To save memory for my program using Pandas, I change types of some column from string to category as the reference.
df[["os_type", "cpu_type", "chip_brand"]] = df[["os_type", "cpu_type", "chip_brand"]].astype("category")
It could save at least half memory in my case. But when I use pyarrow to store the dataframe to parquet
df.to_parquet("my.parquet")
it reports errors:
Invalid: BinaryArray cannot contain more than 2147483646 bytes, have 2147483647
It’s a bug from old version pyarrow and had been fixed in Sep 2019. Then I tried to upgrade my pyarrow-0.12.1 to pyarrow-0.17.1 and it fixed this error.
But the story hasn’t ended up here.
For pyarrow-0.12.1, the below snippet will return a class of type <pyarrow.lib.Column
>
import pyarrow.parquet as pq table = pq.read_table(path) table.column(0)
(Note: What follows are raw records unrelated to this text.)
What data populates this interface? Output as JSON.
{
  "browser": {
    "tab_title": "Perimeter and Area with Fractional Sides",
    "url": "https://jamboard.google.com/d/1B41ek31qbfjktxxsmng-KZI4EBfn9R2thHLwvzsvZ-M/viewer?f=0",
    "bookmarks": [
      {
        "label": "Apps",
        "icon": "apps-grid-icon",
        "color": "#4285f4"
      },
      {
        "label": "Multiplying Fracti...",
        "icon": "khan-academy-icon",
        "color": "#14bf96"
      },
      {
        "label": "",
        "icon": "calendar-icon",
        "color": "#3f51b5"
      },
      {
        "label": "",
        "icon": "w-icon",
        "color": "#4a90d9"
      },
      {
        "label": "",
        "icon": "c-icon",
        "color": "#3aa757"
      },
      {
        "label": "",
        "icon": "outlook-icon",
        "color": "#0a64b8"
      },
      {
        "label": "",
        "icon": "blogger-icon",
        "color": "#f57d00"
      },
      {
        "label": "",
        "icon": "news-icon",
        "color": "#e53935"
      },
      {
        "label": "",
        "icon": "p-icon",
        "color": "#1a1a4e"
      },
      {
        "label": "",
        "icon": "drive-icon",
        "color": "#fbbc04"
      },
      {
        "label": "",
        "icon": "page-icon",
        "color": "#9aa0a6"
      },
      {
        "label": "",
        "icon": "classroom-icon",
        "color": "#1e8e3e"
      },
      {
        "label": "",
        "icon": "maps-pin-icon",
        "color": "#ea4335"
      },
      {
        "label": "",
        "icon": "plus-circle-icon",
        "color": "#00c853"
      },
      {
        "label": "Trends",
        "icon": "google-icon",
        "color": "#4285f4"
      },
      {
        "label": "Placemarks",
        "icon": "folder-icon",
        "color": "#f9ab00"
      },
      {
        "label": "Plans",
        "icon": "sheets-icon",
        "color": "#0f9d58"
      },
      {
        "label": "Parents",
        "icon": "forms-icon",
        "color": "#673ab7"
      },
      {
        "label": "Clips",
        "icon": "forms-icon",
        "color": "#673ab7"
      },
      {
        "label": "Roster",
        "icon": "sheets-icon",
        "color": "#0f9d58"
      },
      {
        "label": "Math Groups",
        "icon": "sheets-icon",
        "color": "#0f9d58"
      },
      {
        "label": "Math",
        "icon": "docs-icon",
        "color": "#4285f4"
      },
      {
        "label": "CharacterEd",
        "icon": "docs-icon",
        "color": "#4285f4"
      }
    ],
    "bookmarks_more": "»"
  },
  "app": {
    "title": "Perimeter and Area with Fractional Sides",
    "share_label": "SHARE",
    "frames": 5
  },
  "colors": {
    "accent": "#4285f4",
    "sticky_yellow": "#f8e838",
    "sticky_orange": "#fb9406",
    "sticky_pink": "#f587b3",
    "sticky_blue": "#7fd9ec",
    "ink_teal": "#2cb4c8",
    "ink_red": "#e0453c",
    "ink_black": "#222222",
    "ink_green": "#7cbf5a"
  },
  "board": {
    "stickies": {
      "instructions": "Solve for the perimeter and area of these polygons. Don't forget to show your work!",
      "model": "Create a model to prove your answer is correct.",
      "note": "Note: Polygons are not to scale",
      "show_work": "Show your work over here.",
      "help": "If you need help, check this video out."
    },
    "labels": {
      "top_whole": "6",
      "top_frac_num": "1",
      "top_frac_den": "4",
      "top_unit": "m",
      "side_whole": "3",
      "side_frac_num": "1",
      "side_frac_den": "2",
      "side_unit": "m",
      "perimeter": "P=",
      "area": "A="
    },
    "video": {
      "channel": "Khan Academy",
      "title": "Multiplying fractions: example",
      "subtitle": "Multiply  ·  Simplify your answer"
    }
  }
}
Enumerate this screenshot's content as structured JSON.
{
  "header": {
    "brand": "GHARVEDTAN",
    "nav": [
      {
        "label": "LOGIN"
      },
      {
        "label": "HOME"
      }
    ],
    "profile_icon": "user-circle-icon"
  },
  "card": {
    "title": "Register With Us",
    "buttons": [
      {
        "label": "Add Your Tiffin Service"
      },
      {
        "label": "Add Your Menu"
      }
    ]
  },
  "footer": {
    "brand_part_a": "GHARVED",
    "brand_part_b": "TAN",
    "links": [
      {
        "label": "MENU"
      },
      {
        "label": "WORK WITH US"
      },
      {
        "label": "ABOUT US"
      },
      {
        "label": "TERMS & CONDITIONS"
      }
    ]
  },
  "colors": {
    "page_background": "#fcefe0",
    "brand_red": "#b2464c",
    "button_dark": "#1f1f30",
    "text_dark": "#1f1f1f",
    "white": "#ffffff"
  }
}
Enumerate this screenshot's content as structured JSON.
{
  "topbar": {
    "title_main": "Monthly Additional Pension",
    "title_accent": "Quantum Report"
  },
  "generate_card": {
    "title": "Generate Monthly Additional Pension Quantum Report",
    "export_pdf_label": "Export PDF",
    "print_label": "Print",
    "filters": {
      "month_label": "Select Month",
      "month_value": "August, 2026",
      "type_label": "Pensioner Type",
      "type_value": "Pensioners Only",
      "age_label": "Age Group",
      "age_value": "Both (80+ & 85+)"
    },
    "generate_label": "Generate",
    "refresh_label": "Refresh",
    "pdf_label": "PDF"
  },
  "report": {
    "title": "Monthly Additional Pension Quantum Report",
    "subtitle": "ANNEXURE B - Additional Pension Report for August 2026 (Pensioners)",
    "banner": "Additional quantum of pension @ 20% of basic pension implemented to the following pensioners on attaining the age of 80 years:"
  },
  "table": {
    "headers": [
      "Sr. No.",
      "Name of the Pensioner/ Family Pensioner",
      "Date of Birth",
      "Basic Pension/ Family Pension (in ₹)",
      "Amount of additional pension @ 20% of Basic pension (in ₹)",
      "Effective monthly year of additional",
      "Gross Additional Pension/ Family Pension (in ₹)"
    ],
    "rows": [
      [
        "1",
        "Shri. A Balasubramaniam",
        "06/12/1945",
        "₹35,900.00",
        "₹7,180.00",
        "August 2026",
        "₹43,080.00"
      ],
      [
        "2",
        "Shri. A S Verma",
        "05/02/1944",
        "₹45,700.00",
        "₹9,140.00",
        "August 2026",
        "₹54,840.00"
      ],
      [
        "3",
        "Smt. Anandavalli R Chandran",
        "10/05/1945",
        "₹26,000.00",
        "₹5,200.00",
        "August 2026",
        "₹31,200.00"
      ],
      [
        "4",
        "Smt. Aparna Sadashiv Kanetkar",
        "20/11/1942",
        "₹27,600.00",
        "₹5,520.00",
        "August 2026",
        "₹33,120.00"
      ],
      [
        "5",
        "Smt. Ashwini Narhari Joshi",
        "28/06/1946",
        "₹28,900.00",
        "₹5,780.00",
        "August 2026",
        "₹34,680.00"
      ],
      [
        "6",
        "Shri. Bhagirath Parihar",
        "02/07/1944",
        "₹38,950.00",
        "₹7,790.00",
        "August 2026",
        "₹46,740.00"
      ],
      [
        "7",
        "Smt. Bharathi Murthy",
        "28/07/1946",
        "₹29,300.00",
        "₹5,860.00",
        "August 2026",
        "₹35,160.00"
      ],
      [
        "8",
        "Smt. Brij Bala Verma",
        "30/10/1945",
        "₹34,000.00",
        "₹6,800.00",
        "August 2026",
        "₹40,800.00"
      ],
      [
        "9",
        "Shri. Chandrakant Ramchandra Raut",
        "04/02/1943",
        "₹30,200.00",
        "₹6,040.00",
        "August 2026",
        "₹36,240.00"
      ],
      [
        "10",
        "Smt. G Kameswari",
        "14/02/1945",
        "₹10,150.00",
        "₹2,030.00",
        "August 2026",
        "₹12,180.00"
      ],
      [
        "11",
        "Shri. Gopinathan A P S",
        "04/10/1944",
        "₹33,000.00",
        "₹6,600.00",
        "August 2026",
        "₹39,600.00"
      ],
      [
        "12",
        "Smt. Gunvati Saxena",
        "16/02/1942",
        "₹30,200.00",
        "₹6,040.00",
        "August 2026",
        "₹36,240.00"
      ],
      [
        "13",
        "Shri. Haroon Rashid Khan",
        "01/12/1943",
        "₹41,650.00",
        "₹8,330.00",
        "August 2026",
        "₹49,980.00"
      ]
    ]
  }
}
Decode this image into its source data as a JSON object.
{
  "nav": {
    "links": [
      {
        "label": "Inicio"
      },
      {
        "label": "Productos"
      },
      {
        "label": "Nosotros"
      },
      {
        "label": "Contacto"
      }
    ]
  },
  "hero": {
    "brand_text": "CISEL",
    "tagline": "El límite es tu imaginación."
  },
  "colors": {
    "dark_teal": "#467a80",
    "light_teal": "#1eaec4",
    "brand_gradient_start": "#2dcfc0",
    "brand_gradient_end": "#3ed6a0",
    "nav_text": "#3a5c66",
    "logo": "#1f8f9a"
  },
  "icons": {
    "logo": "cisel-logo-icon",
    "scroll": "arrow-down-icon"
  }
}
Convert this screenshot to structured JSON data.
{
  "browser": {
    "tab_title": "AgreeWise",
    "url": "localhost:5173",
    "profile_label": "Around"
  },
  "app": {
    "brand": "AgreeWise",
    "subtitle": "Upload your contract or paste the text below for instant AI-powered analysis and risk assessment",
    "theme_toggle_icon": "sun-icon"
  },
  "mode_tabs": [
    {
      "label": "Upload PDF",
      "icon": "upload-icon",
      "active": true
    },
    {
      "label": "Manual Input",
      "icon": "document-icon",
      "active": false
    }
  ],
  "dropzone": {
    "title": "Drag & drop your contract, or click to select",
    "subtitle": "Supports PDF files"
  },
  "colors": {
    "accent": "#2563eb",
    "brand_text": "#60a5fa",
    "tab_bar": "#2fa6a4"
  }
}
and this class will also contain a attribute “Column name”
But for pyarrow-0.17.1, the same code will return a class of type <pyarrow.lib.ChunkedArray>
which doesn’t have a “Column name”.
This difference will make some code fail (actually, our program). Beware of this: after you upgrade pyarrow (or any other library in Python), run the test to make sure all the legacy code work properly.